Of course, we help them correct those mistakes, but it is somewhat surprising as to how common they are. Here are the mistakes, see if you commit them in your own sales career.
- Failure to maintain a constant presence in the minds of prospects or customers. Quite simply, this is a failure to prospect consistently both outside and inside of existing accounts.
- A tendency to focus on process over results. The consequence of this is a poorly executed system of prioritization that virtually cripples the salesperson from delivering effective, bottom-line results. In short, they are focused on activities rather than results. As a consequence, they believe they're busy (and they are). They are just busy doing all of the wrong things.
- Me too thinking. Salespeople fail to be creative and innovative. As a consequence, they don't differentiate themselves, their products, or their organization from everyone else in the pack.
- Failure to listen. This is, perhaps, the most classic and common error. The salesperson who hears but doesn't listen. The salesperson who interrupts prospects delivers solutions that are off-target, or simply overwhelms prospects and customers with verbiage that clearly communicates a failure to have really listened to anything the other person has said.

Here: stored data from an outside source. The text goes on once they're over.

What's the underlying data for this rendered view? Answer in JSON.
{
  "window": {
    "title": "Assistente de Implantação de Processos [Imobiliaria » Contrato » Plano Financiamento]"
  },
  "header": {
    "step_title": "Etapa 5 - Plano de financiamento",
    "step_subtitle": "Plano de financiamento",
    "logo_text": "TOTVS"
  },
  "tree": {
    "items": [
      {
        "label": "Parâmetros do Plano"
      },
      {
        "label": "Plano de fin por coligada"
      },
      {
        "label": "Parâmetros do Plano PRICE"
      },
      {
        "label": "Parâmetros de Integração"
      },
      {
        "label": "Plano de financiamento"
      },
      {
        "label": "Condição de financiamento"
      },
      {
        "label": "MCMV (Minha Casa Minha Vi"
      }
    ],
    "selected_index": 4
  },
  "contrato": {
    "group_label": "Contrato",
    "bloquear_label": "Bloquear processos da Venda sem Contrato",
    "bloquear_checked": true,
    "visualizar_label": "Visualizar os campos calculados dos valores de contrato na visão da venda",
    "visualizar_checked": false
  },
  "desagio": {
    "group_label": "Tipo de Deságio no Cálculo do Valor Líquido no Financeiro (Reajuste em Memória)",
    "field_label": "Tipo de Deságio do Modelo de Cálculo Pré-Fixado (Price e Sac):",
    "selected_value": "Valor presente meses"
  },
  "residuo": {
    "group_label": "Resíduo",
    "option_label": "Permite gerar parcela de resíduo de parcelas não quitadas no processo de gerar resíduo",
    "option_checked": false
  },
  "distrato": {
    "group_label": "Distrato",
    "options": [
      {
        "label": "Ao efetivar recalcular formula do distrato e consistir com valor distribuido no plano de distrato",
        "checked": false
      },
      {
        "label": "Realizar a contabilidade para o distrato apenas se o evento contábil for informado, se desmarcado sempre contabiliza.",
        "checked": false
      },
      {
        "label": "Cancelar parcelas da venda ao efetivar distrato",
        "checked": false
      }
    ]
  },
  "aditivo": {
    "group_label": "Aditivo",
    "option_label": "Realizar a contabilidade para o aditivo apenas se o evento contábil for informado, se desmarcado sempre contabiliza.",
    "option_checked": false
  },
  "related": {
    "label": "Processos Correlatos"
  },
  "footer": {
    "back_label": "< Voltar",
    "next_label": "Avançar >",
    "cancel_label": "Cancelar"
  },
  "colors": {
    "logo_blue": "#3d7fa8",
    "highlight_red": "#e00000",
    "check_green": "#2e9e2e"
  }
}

- Failure to anticipate. A failure to foresee problems in an account. Missing trends, potential problems, needs, or necessary solutions that could forestall problems or head off the loss of accounts.
Identifying the problems is one thing. Solving them is, often, quite another. The good news is that awareness is a lot more than 50% of the battle. Are you suffering from some of these maladies? Let's take a look at a simple quiz that could yield some valuable information for you.
– Do you feel that your prospects or customers are driving hard on price?
– Do your customers ever buy products or services from other suppliers that you could have provided them?
– Do you find you have to revise or redo proposals for prospects?
– Have you had prospects reschedule important meetings with you?
– Do your prospects submit requests for proposals that you hear about at the last minute?
– Do you ever miss out on additional requests for customers?
– Have you missed your sales forecasts for at least 2 of the last 4 quotas?
– Do you feel that your customers or prospects are looking for deeper, better solutions than what you have been providing them?
– Do you feel your prospects or customers get frustrated by errors?
– Do you find prospects failing to involve you in their future plans?
Any “yes” answer means you may have a problem. You need to go about the business of resolving them to the very best of your ability. Recognition and awareness are essential components of sales success.